Genocídio: o perigo da indiferença e da normalização~ 4 min
Por F
Hoje completam-se três meses desde que a Palestina voltou a estar no centro do debate público mundial. Os crimes do regime israelita sucedem-se de forma ininterrupta, e todos os dias chegam até nós através dos ecrãs das televisões, computadores e smartphones. As forças armadas israelitas começaram o ano a anunciar que 2024 será “um ano de guerra”, e onde se lê “guerra” leia-se “genocídio”.
Esta não é a primeira limpeza étnica que nos chega a casa em formato livestream, mas nunca antes tínhamos experienciado uma em tão alta definição, com um som tão límpido e em tamanho detalhe.
Aquando dos genocídios no Ruanda, em Timor ou no Sudão, não havia redes sociais e as imagens ou notícias podiam demorar semanas ou meses a sair a público. Aquando das guerras do Iraque ou do Afeganistão, as imagens nos telejornais eram de grandes planos de bombardeamentos, e a realidade era distante e desconhecida. Hoje, não há desculpa.
Nem toda a propaganda do mundo, que há décadas tenta desumanizar e demonizar os povos árabes, pode apagar os milhares de vídeos que, nos últimos três meses, saíram de Gaza e percorreram o planeta.
Nos ecrãs, a cada dia, encontramos pessoas como nós, que podiam ser os nossos pais ou os nossos avós, as nossas filhas ou irmãs, no meio de um horizonte de escombros e sangue.

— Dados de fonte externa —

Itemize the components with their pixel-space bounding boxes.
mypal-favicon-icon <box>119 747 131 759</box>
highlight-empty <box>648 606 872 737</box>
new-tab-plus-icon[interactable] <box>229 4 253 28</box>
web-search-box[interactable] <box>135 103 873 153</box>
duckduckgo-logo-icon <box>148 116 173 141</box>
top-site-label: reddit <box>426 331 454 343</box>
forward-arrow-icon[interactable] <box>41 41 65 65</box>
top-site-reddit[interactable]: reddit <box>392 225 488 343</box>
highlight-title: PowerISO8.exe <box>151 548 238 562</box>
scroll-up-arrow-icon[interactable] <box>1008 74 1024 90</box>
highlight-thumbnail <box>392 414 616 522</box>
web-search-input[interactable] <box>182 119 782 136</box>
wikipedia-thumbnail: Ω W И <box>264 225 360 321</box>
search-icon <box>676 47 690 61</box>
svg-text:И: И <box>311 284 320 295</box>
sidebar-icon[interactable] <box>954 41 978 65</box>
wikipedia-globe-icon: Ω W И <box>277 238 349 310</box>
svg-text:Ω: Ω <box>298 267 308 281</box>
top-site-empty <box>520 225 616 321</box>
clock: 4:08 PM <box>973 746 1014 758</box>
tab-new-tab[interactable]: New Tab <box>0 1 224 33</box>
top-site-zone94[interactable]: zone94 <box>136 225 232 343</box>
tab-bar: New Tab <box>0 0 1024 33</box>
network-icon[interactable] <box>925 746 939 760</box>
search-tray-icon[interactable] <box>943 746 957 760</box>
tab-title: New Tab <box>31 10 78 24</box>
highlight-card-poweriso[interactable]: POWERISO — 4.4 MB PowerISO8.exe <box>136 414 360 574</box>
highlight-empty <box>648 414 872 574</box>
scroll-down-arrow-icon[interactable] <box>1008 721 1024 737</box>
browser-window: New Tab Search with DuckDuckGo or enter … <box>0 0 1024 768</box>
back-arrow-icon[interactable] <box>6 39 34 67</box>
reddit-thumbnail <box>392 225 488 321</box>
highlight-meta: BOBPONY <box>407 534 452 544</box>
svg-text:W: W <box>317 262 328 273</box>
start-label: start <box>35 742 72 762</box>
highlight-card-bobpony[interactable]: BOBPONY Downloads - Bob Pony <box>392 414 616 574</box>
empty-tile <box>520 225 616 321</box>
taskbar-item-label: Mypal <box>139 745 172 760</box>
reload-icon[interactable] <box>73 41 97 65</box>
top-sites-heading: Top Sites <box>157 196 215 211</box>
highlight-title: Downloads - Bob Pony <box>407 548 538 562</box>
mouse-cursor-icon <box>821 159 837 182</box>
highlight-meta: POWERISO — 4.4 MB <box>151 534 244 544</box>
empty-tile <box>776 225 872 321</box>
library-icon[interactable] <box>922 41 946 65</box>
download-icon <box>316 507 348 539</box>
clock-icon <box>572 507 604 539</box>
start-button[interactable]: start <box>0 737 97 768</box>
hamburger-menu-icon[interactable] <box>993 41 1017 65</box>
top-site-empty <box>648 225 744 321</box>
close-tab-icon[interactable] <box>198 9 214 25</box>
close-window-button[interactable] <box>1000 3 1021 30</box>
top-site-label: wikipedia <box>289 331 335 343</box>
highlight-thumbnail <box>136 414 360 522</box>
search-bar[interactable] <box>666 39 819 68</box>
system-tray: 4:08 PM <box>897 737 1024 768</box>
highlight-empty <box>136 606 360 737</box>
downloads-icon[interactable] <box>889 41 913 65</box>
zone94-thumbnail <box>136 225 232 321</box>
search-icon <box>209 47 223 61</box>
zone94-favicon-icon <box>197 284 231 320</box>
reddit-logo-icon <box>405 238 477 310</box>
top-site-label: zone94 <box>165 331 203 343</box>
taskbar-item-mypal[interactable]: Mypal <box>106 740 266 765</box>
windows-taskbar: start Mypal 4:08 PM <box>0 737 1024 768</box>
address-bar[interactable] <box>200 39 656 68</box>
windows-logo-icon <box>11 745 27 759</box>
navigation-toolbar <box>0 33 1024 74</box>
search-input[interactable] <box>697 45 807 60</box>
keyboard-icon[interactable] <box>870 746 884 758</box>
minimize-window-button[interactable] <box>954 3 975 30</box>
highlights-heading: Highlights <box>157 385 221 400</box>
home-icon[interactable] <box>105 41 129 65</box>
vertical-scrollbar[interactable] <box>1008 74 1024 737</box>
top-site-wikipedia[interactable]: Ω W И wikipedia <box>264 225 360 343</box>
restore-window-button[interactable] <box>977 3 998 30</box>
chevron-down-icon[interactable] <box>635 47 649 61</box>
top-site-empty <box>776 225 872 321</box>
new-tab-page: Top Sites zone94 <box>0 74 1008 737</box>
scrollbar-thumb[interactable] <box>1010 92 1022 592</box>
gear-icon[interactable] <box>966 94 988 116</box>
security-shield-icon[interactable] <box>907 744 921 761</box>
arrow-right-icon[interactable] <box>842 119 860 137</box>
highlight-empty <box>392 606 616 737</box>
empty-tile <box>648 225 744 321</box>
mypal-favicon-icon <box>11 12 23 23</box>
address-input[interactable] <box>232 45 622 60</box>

Tudo graças ao apoio dos nossos governos, em nosso nome e com o fruto do nosso suor.
Faz tempo que várias vozes já vêm alertando para o facto de a luta palestiniana ser o derradeiro teste para a Humanidade. Hoje, isso é mais evidente do que nunca.
Dezenas de milhares de mortos, feridos e desaparecidos. Valas comuns. Os que sobrevivem, sem água, comida, electricidade. Bairros inteiros destruídos, assim mesmo, com as pessoas dentro. Famílias inteiras obliteradas numa fracção de segundo. Corpos devolvidos depois de lhes serem roubados os órgãos. Jovens, adultos e idosos, despidos, alinhados nas ruas, vigiados por soldados israelitas, enquanto aguardam pelo camião que os vai levar… para onde mesmo?
Falta alguma coisa?
Por cá, há mil combates a travar, pois mil são os problemas que enfrentamos diariamente, na saúde, na habitação, na precariedade generalizada, nas relações de género, no racismo e em tantos outros campos. Tudo está por fazer. Mas, além de tudo isso, há um genocídio que se desenrola perante os nossos olhos.
Depois da 2ª Guerra Mundial, ao falar sobre o Holocausto com pessoas da Alemanha, era comum ouvir como desculpa que, “na altura, não sabiam o que estava a acontecer”.
Nem sequer é verdade, e hoje já nem essa desculpa temos. E, desta vez, são os nossos governos que estão do lado do genocídio, apoiando-o abertamente, armando-o e financiando-o.
Se um genocídio em nosso nome não nos provocar uma reacção forte e determinada, o que é que alguma vez provocará?
Hoje, urge fazermos, continuarmos a fazer, cada um e cada uma, aquilo que estiver ao nosso alcance para não deixar que a Palestina seja esquecida, para não deixar que o genocídio seja normalizado. Seja participando em protestos, organizando-nos, escrevendo, colando cartazes, falando do assunto no trabalho, nas organizações ou no café, com os amigos e a família. Encontrar quem, perante a barbárie, sente o mesmo que nós, e perceber como transformar o sentimento em acção. Ser mais uma pedra na engrenagem do genocídio, da ocupação e do apartheid, uma entre as centenas de milhares de pedras que em todos os continentes não baixam os braços.
Temos a responsabilidade de não entregar à próxima geração um mundo em que deixámos que o genocídio do povo palestiniano fosse levado até ao fim, enquanto a ele assistíamos. Teríamos de lhes explicar porquê.
Se, nas sociedades ocidentais, face a um genocídio em nosso nome e transmitido em directo, escolhêssemos aceitar e seguir em frente, corríamos o risco de nos tornarmos sociedades pelas quais não valeria a pena lutar.